Listening to your child cry during the nighttime is no fun. You want your kids to be happy, and when it comes to your baby you want to leap to the rescue. Having said that, young babies are going to wake up at night. That’s just part of what they do. By the time your baby reaches six months of age, however, he’ll probably be sleeping through the night.
In this case, sleeping through the night means sleeping between the hours of midnight and 5 AM, which isn’t necessarily a long stretch for you. It can take that long for your baby’s tummy to be big enough to hold the food she needs to sleep for that long at a time.
Of course, some babies are still going to wake up for a while needing a nighttime feeding. Some babies just grow used to being fed in the middle of the night. When that baby wakes up, he’ll cry. In many cases, at least by the age of six months, he’s not crying for food, but rather for comfort. To be sure, hell eat, but he’s not eating because he’s hungry.

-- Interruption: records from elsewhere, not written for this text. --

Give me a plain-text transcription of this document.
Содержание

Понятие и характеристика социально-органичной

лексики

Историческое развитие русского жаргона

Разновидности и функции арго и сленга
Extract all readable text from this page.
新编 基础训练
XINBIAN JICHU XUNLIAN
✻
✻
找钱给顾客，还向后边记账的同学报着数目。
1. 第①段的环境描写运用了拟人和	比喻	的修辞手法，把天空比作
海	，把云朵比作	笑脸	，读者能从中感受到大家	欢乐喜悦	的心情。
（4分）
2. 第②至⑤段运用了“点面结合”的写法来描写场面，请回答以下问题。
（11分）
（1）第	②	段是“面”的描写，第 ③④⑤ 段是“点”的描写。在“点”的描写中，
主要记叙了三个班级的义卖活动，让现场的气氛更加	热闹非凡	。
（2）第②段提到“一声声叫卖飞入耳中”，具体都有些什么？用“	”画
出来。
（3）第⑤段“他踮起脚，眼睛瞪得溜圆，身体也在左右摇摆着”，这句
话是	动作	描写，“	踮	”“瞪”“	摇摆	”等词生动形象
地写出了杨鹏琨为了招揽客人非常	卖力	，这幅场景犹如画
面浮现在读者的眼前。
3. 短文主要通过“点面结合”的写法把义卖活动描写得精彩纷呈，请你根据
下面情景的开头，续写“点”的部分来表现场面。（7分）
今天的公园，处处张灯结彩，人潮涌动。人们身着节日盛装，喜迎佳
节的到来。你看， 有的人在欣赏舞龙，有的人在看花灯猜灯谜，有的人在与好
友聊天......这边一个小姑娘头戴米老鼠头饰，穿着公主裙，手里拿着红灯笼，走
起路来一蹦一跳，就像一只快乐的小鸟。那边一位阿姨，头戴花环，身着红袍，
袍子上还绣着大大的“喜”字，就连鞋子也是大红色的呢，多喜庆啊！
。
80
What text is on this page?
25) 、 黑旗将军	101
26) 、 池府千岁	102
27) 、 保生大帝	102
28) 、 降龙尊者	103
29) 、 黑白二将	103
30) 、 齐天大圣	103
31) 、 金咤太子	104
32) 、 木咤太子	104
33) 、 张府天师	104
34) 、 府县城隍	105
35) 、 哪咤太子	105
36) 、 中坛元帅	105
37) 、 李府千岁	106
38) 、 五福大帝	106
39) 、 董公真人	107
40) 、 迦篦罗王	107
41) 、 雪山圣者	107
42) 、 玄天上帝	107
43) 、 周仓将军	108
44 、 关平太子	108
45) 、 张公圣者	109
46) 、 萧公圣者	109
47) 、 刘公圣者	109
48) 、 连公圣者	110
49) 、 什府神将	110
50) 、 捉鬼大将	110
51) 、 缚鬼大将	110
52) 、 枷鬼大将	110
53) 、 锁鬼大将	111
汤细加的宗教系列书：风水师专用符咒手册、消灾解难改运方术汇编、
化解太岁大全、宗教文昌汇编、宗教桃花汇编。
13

Nighttime feedings don’t do any harm to your baby. If your baby needs that little bit of comfort at night, it’s just all right. At the same time, doing what you can to work away from those nighttime feedings will benefit both you and your baby.
That’s not always an easy task. You’ll need to start by making sure you feed your baby before bed, but not right before. You want to give her some time to start digesting, and to go to the bathroom before you put her down. That will help insure that she sleeps longer.
You’re also going to need to get ready for a fussy night or even several. Let your baby fuss for a bit when he first wakes up, and give him a chance to calm himself. If you do need to come and help him get back to sleep, try to do it with cuddling, nuzzling, and rocking, rather than with a feeding.